While the New Protocol is in relation to India-Mauritius structures, it will also impact India-Singapore structures. As a background, the protocol2 to the India-Singapore tax treaty provides that the exemption from capital gains tax arising to Singapore residents (from sale of shares of an Indian company) shall be applicable only till such exemption is available under the India-Mauritius tax treaty.
Two key issues arise as regards the Singapore structures:
- While the New Protocol (for India-Mauritius tax treaty) provides for a safe harbor period (investments made before April 1, 2017 can still enjoy capital gain exemptions); such a benefit may not be available under the India-Singapore tax treaty.
- Benefit of a discounted tax rate may not be available under the India-Singapore tax treaty for the period from April 1, 2017 till March 31, 2019.
Talks are already surfacing that India may be looking at renegotiating its tax treaty with Singapore to bring it on similar lines. Further, the New Protocol only addresses capital gains in relation to alienation of shares. It is not clear how capital gains arising from other financial instruments will be treated.

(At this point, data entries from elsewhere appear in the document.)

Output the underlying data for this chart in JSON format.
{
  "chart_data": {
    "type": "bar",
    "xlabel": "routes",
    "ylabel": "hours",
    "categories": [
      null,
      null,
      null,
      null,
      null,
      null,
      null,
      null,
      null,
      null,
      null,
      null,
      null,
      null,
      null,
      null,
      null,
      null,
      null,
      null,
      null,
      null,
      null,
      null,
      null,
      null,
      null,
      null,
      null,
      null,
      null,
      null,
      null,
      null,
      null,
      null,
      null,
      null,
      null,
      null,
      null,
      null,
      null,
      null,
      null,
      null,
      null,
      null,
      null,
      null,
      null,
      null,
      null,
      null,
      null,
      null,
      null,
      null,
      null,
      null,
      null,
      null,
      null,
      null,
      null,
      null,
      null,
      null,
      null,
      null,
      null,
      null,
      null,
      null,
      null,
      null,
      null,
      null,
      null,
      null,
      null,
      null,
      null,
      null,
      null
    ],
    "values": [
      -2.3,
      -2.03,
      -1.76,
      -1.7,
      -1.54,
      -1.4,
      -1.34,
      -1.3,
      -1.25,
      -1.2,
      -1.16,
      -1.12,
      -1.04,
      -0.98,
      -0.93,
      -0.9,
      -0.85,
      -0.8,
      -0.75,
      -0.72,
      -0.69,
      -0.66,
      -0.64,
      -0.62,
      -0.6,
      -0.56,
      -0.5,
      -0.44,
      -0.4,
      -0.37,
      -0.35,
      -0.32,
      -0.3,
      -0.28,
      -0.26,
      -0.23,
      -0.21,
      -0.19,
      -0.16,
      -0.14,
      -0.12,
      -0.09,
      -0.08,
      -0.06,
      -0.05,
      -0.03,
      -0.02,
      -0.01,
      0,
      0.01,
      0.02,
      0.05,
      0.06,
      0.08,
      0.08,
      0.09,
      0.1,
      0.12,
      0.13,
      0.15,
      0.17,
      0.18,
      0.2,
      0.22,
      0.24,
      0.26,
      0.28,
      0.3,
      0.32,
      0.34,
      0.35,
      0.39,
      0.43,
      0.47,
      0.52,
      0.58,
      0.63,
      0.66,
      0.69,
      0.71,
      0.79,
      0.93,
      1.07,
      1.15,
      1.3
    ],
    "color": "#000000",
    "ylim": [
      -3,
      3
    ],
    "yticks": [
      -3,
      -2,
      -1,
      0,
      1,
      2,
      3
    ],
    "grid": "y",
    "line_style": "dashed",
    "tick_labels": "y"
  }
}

The Indian government has said that these amendments are designed to curb treaty abuse, tax evasion and round-tripping of funds. As per the press release, the New Protocol will help improve transparency in tax matters and will help curb tax evasion and tax avoidance. Thus, these changes seem to also be motivated by India's commitment to the OECD/G20 Base Erosion and Profit Shifting project. The comprehensiveness of the articles on exchange of information and assistance in collection of taxes also point in this direction.